What a week it has been.
Without boring you with the government background or my personal opinion on whether or not I think the moves this Government is making are right or wrong, what you need to know is that this past week my home department (along with many others) announced the implications of the overall recent budget cuts which includes staffing implications for many employees.
While I should be jumping for joy at the personal outcome for me, I am finding it challenging to hold back tears for so many reasons. To put it clearly, I was deemed 'not affected' by this week's staffing implications and this came as a HUGE relief to me. I feel as though some-how, some-way I dodged a very big bullet and I have take a moment to appreciate that and to thank my lucky stars for what this means to me and my family.
My job is stable, and appears to be for the foreseeable future, however, many of my close colleagues and personal friends are affected and now must go through a selection for retention and lay-off process to determine whether they can retain a position in the department or be declared surplus.
As I've mentioned briefly in the past, since returning to work after my maternity leave, I have been tasked with working on some of the communications activities surrounding the deficit reduction action plan. It has been a draining file... interesting and challenging, but also morally exhausting when your preparing products that will tell people (potentially yourself) they are at risk of losing their indeterminate position.
I knew the day was coming when the cuts would have to be announced, and not knowing my own fate created a world of stress that I had underestimated. Upon learning that my position was not affected, I actually broke down in tears... because I was in shock of hearing the news, but also because I knew that my safety meant someone else was at risk of losing their position.
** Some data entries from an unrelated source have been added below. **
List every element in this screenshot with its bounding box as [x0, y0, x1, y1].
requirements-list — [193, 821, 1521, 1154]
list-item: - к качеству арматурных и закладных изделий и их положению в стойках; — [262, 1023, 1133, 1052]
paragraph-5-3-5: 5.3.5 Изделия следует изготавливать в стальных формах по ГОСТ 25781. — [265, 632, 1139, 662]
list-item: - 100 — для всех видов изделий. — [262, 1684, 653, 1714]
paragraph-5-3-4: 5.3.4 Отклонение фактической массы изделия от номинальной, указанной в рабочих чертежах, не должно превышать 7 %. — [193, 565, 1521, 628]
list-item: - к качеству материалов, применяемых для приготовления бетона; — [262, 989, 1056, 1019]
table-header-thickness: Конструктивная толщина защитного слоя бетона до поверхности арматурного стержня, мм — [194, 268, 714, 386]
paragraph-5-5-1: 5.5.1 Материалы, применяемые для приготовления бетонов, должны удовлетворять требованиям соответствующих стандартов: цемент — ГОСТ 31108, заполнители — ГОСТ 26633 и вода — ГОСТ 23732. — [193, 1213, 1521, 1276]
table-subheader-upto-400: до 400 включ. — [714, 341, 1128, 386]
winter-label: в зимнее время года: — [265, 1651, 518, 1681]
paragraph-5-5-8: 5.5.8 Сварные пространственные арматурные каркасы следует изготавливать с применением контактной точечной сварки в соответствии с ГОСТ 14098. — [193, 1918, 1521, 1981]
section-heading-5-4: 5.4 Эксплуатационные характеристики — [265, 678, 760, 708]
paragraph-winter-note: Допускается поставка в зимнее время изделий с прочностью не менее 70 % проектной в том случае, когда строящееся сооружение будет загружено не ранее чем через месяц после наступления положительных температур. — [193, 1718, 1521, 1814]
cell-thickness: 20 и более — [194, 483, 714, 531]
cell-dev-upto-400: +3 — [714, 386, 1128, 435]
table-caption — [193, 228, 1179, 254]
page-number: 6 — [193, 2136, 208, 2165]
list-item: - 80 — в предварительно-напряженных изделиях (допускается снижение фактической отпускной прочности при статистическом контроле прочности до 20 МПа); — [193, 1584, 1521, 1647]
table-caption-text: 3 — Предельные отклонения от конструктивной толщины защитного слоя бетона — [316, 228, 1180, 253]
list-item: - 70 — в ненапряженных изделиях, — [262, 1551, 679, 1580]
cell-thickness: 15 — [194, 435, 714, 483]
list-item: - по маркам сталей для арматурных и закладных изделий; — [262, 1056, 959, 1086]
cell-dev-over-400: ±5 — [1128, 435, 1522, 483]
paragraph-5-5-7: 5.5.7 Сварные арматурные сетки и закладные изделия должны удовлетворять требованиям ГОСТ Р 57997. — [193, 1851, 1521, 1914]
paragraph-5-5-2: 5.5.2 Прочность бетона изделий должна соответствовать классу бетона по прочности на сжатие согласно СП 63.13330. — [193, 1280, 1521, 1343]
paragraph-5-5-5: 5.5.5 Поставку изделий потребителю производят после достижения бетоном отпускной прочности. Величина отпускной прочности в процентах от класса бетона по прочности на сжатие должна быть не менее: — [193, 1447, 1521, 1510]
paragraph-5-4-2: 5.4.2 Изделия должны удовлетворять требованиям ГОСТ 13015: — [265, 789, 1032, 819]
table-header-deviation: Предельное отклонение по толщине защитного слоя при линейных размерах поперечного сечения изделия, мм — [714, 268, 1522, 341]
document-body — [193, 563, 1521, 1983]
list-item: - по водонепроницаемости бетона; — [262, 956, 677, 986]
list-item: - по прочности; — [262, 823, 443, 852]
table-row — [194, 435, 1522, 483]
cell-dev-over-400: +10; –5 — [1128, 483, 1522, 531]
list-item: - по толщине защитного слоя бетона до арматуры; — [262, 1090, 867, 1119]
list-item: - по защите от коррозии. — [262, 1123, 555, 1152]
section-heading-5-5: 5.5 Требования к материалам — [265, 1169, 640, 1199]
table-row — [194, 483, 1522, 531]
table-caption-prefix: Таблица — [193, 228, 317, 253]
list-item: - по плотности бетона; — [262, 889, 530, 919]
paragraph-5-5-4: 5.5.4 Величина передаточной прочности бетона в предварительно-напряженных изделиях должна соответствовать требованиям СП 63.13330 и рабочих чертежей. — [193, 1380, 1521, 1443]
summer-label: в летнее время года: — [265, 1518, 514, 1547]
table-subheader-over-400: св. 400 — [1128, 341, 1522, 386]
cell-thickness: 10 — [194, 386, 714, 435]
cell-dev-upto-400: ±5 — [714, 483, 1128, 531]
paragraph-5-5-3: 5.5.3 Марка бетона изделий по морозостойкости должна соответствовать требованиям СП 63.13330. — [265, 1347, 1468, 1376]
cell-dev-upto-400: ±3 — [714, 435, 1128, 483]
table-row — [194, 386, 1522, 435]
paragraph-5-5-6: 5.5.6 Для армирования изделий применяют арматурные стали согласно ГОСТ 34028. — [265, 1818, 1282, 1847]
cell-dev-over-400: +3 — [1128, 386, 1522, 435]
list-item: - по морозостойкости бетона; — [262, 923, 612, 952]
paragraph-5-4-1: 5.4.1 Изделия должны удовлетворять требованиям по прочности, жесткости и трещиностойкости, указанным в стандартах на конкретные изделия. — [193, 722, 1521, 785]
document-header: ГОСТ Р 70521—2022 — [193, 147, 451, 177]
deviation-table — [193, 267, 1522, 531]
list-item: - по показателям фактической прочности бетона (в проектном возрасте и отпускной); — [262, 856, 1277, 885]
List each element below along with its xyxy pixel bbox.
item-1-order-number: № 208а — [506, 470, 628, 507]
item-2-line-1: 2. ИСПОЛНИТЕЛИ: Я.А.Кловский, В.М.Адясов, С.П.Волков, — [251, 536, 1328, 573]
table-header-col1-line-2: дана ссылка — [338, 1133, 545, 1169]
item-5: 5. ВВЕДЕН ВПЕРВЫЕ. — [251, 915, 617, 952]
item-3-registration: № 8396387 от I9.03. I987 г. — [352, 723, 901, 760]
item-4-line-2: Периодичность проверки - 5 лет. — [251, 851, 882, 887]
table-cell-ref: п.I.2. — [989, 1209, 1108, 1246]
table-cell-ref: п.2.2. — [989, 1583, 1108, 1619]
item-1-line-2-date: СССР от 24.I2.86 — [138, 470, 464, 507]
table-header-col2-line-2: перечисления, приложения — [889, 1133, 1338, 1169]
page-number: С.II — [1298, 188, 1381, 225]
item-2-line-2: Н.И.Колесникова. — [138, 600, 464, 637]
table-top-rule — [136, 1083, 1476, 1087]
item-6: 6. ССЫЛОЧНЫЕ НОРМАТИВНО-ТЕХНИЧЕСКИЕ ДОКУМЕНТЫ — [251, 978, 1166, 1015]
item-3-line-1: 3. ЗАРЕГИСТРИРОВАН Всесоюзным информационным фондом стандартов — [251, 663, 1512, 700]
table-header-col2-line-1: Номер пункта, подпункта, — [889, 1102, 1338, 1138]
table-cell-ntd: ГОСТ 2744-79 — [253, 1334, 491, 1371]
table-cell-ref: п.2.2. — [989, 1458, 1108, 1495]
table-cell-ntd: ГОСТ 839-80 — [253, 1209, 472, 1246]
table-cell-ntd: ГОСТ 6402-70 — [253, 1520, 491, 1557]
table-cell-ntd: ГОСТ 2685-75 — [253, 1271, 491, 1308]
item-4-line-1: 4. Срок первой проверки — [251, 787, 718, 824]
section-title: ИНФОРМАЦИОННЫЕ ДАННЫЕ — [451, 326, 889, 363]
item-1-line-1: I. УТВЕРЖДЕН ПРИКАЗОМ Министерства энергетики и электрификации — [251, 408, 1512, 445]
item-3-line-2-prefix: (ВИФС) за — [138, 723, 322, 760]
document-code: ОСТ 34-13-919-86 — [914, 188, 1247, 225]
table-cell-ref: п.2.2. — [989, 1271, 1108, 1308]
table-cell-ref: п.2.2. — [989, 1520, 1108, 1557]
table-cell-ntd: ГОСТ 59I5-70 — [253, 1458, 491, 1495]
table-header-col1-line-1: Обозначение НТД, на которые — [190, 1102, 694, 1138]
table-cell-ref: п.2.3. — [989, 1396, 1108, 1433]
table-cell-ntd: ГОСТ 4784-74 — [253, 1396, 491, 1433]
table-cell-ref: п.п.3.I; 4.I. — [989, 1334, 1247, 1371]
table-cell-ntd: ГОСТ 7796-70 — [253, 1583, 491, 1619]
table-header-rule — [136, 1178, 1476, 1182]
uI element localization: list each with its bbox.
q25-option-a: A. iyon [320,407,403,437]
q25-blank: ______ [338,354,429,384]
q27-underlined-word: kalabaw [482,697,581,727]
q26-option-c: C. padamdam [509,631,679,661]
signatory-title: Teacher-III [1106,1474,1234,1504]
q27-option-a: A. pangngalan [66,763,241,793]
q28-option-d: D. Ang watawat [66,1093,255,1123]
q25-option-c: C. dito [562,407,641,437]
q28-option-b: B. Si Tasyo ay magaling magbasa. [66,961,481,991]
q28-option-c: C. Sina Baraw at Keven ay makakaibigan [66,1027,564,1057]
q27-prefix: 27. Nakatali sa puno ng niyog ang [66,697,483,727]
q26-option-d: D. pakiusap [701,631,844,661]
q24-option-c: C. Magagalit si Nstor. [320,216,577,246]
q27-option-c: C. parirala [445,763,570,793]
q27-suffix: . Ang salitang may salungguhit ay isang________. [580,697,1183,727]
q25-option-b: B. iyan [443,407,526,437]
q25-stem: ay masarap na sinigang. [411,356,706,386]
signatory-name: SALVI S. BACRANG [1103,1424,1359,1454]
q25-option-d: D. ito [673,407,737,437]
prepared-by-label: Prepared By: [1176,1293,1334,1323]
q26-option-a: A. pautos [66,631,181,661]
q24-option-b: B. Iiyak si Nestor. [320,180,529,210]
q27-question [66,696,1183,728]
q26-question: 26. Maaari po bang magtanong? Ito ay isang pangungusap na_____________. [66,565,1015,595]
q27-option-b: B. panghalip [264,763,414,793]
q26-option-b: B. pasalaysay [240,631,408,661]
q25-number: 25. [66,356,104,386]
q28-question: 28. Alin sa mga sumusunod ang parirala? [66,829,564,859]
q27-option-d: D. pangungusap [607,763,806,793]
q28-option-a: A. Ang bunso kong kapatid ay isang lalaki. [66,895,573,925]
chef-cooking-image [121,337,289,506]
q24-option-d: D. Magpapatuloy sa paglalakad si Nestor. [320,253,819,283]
Last night the overload of stress caught up with me by way of a massive headache that felt crippling. It almost underlined for me everything I had been feeling all week.
Working in an environment that has affected and non-affected people in the same group is challenging. It immediately creates a division between colleagues, and a segregation that you try not to acknowledge, yet it is there. Undergoing changes like these also drives workplace moral into the ground. I know personally I have hard time focusing on my day to day tasks when something like this is happening to my colleagues, and I am not the one who has to actually think about the next steps in the process. I can only imagine what this news has done to them and their personal lives. It is paralyzing in so many ways - and while I tell myself the good ones will make it through these retention processes, I know that some of them will not, because the exercise is designed to realize savings through the elimination of positions regardless of the individuals who hold those positions.
Its a mathematical equation that determines who is affected and who isn't, but it feels personal on so many levels. Those who are affected are feeling like somehow their work is inadequate, or their commitment to their position is in question and those who are unaffected are somehow positioned to look like their work speaks for itself. The truth of the matter is that some people who were unaffected by the cuts don't have the best performance records or half the commitment level of many of those individual who are affected (not in all cases, but in some). When you put all of these factors together you have a lot of people questioning the commitment of the department to employees in general when really, it appears they are just a number or box being moved around on an org chart rather than a person with skills and abilities and a dedication to the department's mission, vision, and overall values. I know that is not the intent of the exercise, but that is the reality from my perspective.
This last week has presented so many questions for what the future will hold, and many of them I still don't have answers for. I have had a very heavy heart over all of this, and while I am not deemed 'affected' this has, in so many ways, affected my professional and personal life.
I will take each day as it comes but I will not for a moment forget this experience or how it has impacted me on so many levels.